Accuracy Scoring

What the accuracy scorer detects

The accuracy scorer identifies responses where the model makes claims that are not grounded in provided context, or where the response contains patterns consistent with hallucination.

Detection type	What it finds
Hallucination	Confident statements about facts the model cannot know
Grounding failures	Claims not supported by provided documents or context
Fabricated citations	References to non-existent sources, papers, or people
Date/number errors	Specific numeric claims that are implausible or contradicted

Hallucination detection

Hallucination detection runs two complementary checks:

Confidence-claim mismatch

The model expresses high confidence about specific claims (statistics, names, dates, URLs) in contexts where such confidence is unwarranted. Indicators:

Specific numeric claims without hedging (“The report showed 73.2% adoption…”)
Named citations with specific publication details
URLs and email addresses that appear fabricated
Quotes attributed to real people

Factual plausibility

The scorer runs a lightweight plausibility check on structured claims (years, common facts). Claims that fall far outside known ranges are flagged. This check does not require internet access — it uses an embedded knowledge index.

Grounding analysis

When your prompt includes context documents (RAG retrieval, knowledge base chunks), the accuracy scorer verifies that the model’s response is grounded in the provided context rather than in parametric knowledge.
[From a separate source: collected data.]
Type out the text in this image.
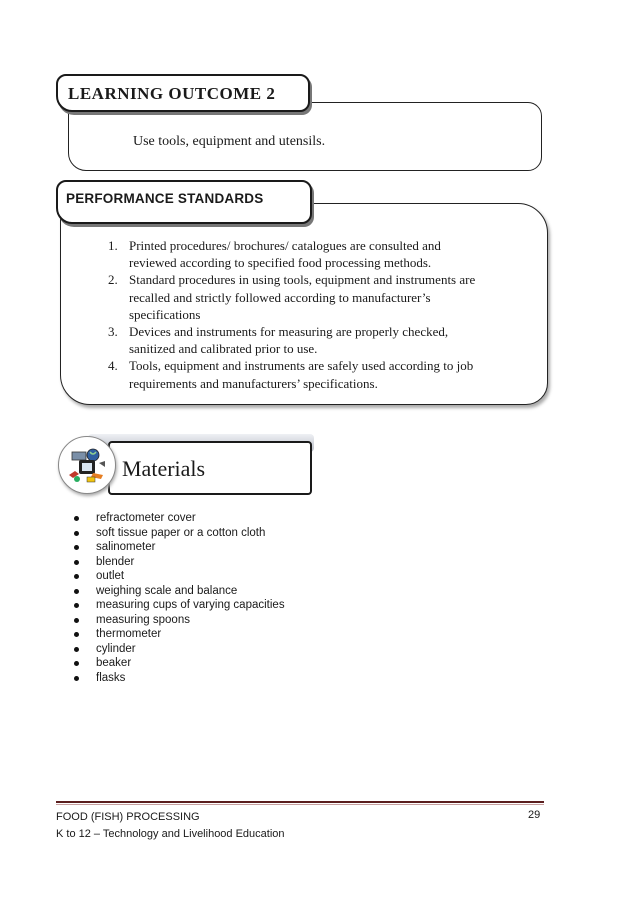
Use tools, equipment and utensils.
LEARNING OUTCOME 2
PERFORMANCE STANDARDS
1. Printed procedures/ brochures/ catalogues are consulted and
reviewed according to specified food processing methods.
2. Standard procedures in using tools, equipment and instruments are
recalled and strictly followed according to manufacturer’s
specifications
3. Devices and instruments for measuring are properly checked,
sanitized and calibrated prior to use.
4. Tools, equipment and instruments are safely used according to job
requirements and manufacturers’ specifications.
Materials
refractometer cover
soft tissue paper or a cotton cloth
salinometer
blender
outlet
weighing scale and balance
measuring cups of varying capacities
measuring spoons
thermometer
cylinder
beaker
flasks
FOOD (FISH) PROCESSING
K to 12 – Technology and Livelihood Education
29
For grounding analysis to work, the Probe needs to identify context documents in the request. It looks for common RAG patterns:

System: You are a helpful assistant. Answer questions based on the following documents:
---
[Document 1]
[content...]
---
[Document 2]
[content...]
---

The scorer computes overlap between claims in the response and facts present in the provided documents. Low overlap with high-confidence claims = grounding failure.
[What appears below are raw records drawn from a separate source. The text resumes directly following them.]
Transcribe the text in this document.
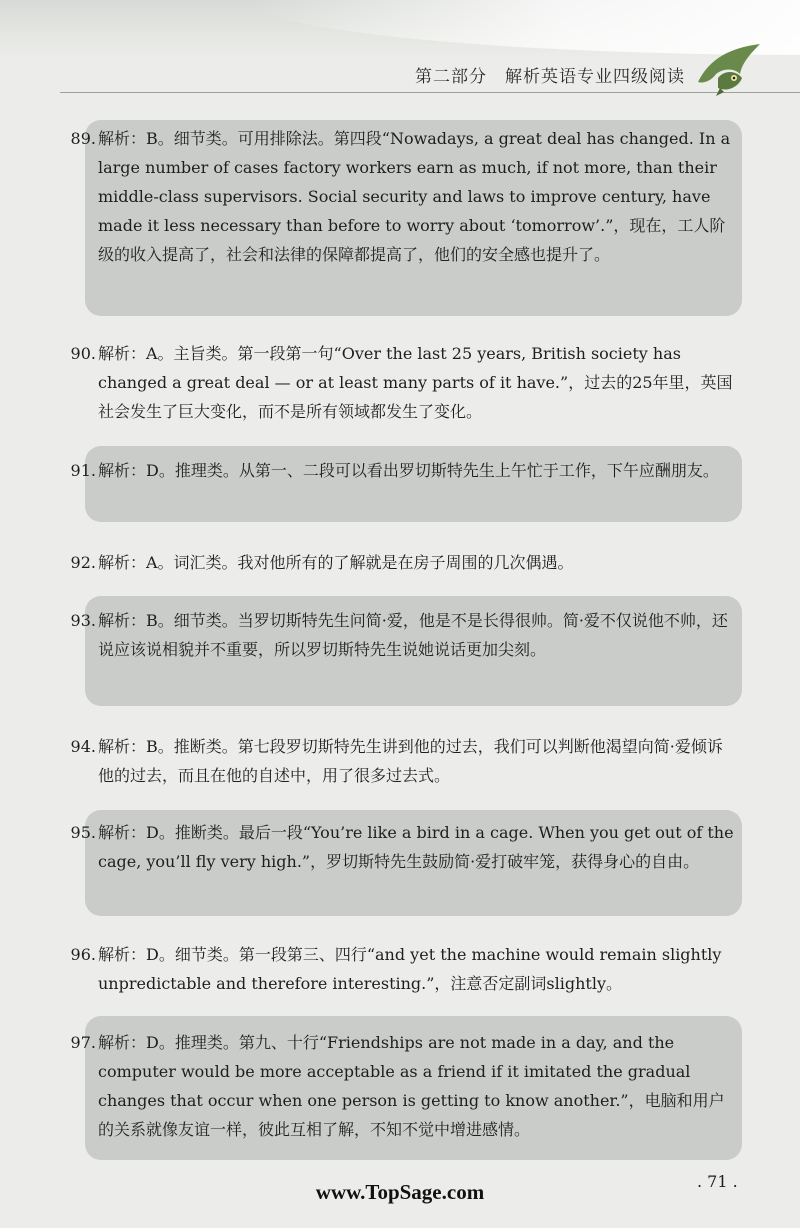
第二部分　解析英语专业四级阅读
89. 解析：B。细节类。可用排除法。第四段“Nowadays, a great deal has changed. In a large number of cases factory workers earn as much, if not more, than their middle-class supervisors. Social security and laws to improve century, have made it less necessary than before to worry about ‘tomorrow’.”，现在，工人阶级的收入提高了，社会和法律的保障都提高了，他们的安全感也提升了。
90. 解析：A。主旨类。第一段第一句“Over the last 25 years, British society has changed a great deal — or at least many parts of it have.”，过去的25年里，英国社会发生了巨大变化，而不是所有领域都发生了变化。
91. 解析：D。推理类。从第一、二段可以看出罗切斯特先生上午忙于工作，下午应酬朋友。
92. 解析：A。词汇类。我对他所有的了解就是在房子周围的几次偶遇。
93. 解析：B。细节类。当罗切斯特先生问简·爱，他是不是长得很帅。简·爱不仅说他不帅，还说应该说相貌并不重要，所以罗切斯特先生说她说话更加尖刻。
94. 解析：B。推断类。第七段罗切斯特先生讲到他的过去，我们可以判断他渴望向简·爱倾诉他的过去，而且在他的自述中，用了很多过去式。
95. 解析：D。推断类。最后一段“You’re like a bird in a cage. When you get out of the cage, you’ll fly very high.”，罗切斯特先生鼓励简·爱打破牢笼，获得身心的自由。
96. 解析：D。细节类。第一段第三、四行“and yet the machine would remain slightly unpredictable and therefore interesting.”，注意否定副词slightly。
97. 解析：D。推理类。第九、十行“Friendships are not made in a day, and the computer would be more acceptable as a friend if it imitated the gradual changes that occur when one person is getting to know another.”，电脑和用户的关系就像友谊一样，彼此互相了解，不知不觉中增进感情。
. 71 .
www.TopSage.com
Configuration for RAG applications:

scoring:
  accuracy:
    enabled: true
    threshold: 0.65
    check_hallucination: true
    check_grounding: true
    grounding_overlap_threshold: 0.40
    rag_context_markers:
      - "---"
      - "[Document"
      - "<context>"
      - "Based on the following"

Score interpretation

Score	Meaning	Recommended action
0.00 – 0.30	Well-grounded, consistent response	Pass
0.31 – 0.50	Low-level accuracy concerns	Log for review
0.51 – 0.70	Moderate accuracy issues	Flag for human review
0.71 – 1.00	High-confidence hallucination or grounding failure	Flag or block

Configuration

scoring:
  accuracy:
    enabled: true
    threshold: 0.65
    check_hallucination: true
    check_grounding: true
    check_citations: true
    check_numeric_plausibility: true
    grounding_overlap_threshold: 0.40

Limitations

The accuracy scorer does not have access to external knowledge or the internet. It cannot verify factual claims against current data. Its hallucination detection is based on:

Structural patterns in the response (specificity without hedging)
Internal consistency of the response
Grounding overlap (only when context is provided)
A compact embedded knowledge index for common factual ranges

For applications where factual accuracy is critical, supplement the Probe’s accuracy scoring with domain-specific verification layers.